30 Mayıs '13
- Kategori
- Beslenme / Diyet
İstediğiniz kadar ekmek yiyebilirsiniz.

Bendeniz 6 ay önce 117 kiloydum şimdi 90 kiloyum.
İncelmeli ama kolaylıkla, aç kalmadan, sinir stres olmadan.
Kendimden bilirim, her ağır abi ve ablanın hayali budur ama gerçek olabilir mi?
Halbuki kulağa nede hoş geliyor. Aç kalmak yok, kilo yok. Düz göbek, sıkı kalçalar havuz kenarında salınma..
Her ne kadar keyifsiz, sıkıntılı olsa da ben de fazla açlık çekmeden ama azıcık depresif olarak 30 kilo verdim ve bunu koruyorum.
Amacım bir tıp doktoru yaptıklarımı burada paylaşmak ve olarak naçizane bilgi dağarcığımla bu konuyu bilimsel yönden değerlendirmektir.
Bu yağ denen illet neden oramıza buramıza yapışıyor, şeklimizi, sağlığımızı, moralimizi bozuyor.
Obezite özellikle son yıllarda önlenemez bir salgın. Bazıları bunu hazır gıdalara, fast food'a virüslere, strese, hareketsizliğe, genetik yatkınlığa bağlıyor.
Son zamanlarda yemek kültürümüzde birşeyler değişti ki obezite böyle yaygınlaştı. Glisemik indeksi yüksek yani insülini zıplatan gıdalar; şeker ve beyaz un, çağın en tehlikeli buluşlarıdır.
İnsülin hormonu özür dileyerek benzetmek gerekirse kuduz köpek gibidir. Ona bulaşmamak, uyandırmamak, yerinden oynatmamak lazım. O yerinden kalktığında sorunlar başlar, endazemiz kayar, endamımız bozulur .
Bu hormonu uyaran tek neden kan şekerinin yükselmesidir ve hormonun tek amacı yükselen kan şekerini düşürmektir.
Yükselen kan şekeri insülin etkisi ile hücreye hızla girer. Hücrenin yakabileceğinden daha fazla enerji içeri girince bu enerji hücre içinde yağ olarak depolanır. Üstelik bu süreç bu noktada da kalmaz. Yükselen insülin kan şekeri seviyesini normale indirse de kendi yüksekliği bir süre daha devam eder. İşte oburluğun, iştahın,sık acıkmanın sebebi bu noktadadır. Halen yüksek kalan insülin ,normale inmiş kan şekerini daha da aşağıya düşürür.
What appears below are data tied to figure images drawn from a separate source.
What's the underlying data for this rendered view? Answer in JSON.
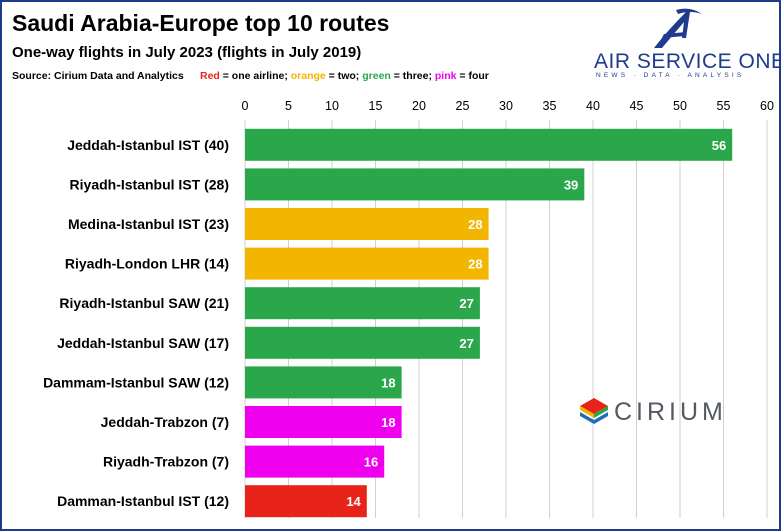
{
  "header": {
    "title": "Saudi Arabia-Europe top 10 routes",
    "subtitle": "One-way flights in July 2023 (flights in July 2019)",
    "source": "Source: Cirium Data and Analytics",
    "legend": {
      "red": "Red",
      "red_text": " = one airline; ",
      "orange": "orange",
      "orange_text": " = two; ",
      "green": "green",
      "green_text": " = three; ",
      "pink": "pink",
      "pink_text": " = four"
    }
  },
  "logos": {
    "aso_name": "AIR SERVICE ONE",
    "aso_tagline": "NEWS · DATA · ANALYSIS",
    "cirium_name": "CIRIUM"
  },
  "colors": {
    "red": "#e8231a",
    "orange": "#f2b600",
    "green": "#2aa64b",
    "pink": "#ee00ee",
    "brand": "#1f3b8c"
  },
  "chart_data": {
    "type": "bar",
    "orientation": "horizontal",
    "title": "Saudi Arabia-Europe top 10 routes",
    "xlabel": "",
    "ylabel": "",
    "xlim": [
      0,
      60
    ],
    "ticks": [
      0,
      5,
      10,
      15,
      20,
      25,
      30,
      35,
      40,
      45,
      50,
      55,
      60
    ],
    "grid": true,
    "axis_position": "top",
    "categories": [
      "Jeddah-Istanbul IST (40)",
      "Riyadh-Istanbul IST (28)",
      "Medina-Istanbul IST (23)",
      "Riyadh-London LHR (14)",
      "Riyadh-Istanbul SAW (21)",
      "Jeddah-Istanbul SAW (17)",
      "Dammam-Istanbul SAW (12)",
      "Jeddah-Trabzon (7)",
      "Riyadh-Trabzon (7)",
      "Damman-Istanbul IST (12)"
    ],
    "values": [
      56,
      39,
      28,
      28,
      27,
      27,
      18,
      18,
      16,
      14
    ],
    "airline_count_color": [
      "green",
      "green",
      "orange",
      "orange",
      "green",
      "green",
      "green",
      "pink",
      "pink",
      "red"
    ]
  }
}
Tekrar acıkılır, tekrar karbonhidrata saldırılır, tekrar insülin yükselir tekrar şeker hızla hüce içine girer ve hızla yakılamaz, yağ olarak depolanır. İşte kısırdöngü işte istemediğimiz yağlar. İşte basenin, göbüşün , gıdığın hikayesi.
Kısırdöngünün kırılabileceği tek nokta insülini yükseltmeyen gıdalarla beslenmektir. İşte diyetçinin bilmesi gereken en önemli şey hangi yiyeceklerin insülini uyardığı hangilerinin uyarmadığıdır.
Bir daha vurgulayayım; insülinin yükselmesinin tek sebebi kan şekerinin yükselmesidir.
Kan şeker seviyesi alınan yiyeceklerin içerdiği şekerin niteliği, miktarı, emilme hızına bağlı olarak yükselir. Basit şekerler (çay şekeri bal pekmez meyve suyu vb )alınan miktara bağlı olarak hızla kana geçer. Patates, beyaz ekmek, beyaz pirinç, pasta börek, unlu nişastalı gıdalar da aynı hızla kana karışarak kan şekerini yükseltir. Bilinmelidir ki beyaz un ile yapılmış ekmek agırlığınca çay şekeri ile eşit etkiye sahiptir.
Ama iri taneli bulgur gibi sindirilmeye mekanik direnç varsa veya ortamda yüksek lif oluşturan kepek, posa gibi sindirim özsuyunu emen ve sindirilen gıdanın sindirim yüzeyiyle temasını azaltan etmenler mevcutsa emilim mekanik olarak sekteye uğrar ve kan şekeri yavaş yükselir. Ayrıca kompleks karbonhidrat dediğimiz çoklu şeker molekülleri vardır ki bunlar baklagillerde ve çeşitli sebzelerde bunlar bulunur, bunların sindirimi ön parçalanma gerektirdiği için daha uzun sürer. Bundan dolayı da kompleks karbonhidratlar kan şekerini yavaş yükseltir..
Özellikle proteinlerin ve yağların glisemik indeksi sıfıra yakındır.
Bu tip gıdalarda kan şekeri fazla yükselmediği için insülin salınımı düşüktür.
Dolayısıyla bu tip gıdalarla yapılan beslenmede kan şekeri hücre içine daha yavaş girer. Yavaş girmenin iki yararı olur. Birincisi hücre içinde yakılarak enerjiye çevrilebilir, yani yağ olarak depolanmaz. İkincisi insülin yükselmediğinden, kan şekeri fazla düşmez ve tokluk daha uzun sürer.
Proteinler her nekadar vucudun yapıtaşları olarak bilinir ve onarım , büyüme gibi olaylarda rol oynasa da gerektiğimde kullanışlı bir enerji kaynağıdır. Genellikle hayvansal gıdalarda ve bitkisel olarak da bakliyatlarda bulunur. Gerektiğinde enerji olarak yakılabilmelerine rağmen glisemik indeksi yani kan şekerini yükseltip insülini uyarabilme kabiliyeti sıfıra yakındır. Alınan proteinin fazlasının yağ olarak depolanması ihmal edilebilir seviyede olup zayıflamak isteyenin güvenle tüketebileceği bir kaynaktır.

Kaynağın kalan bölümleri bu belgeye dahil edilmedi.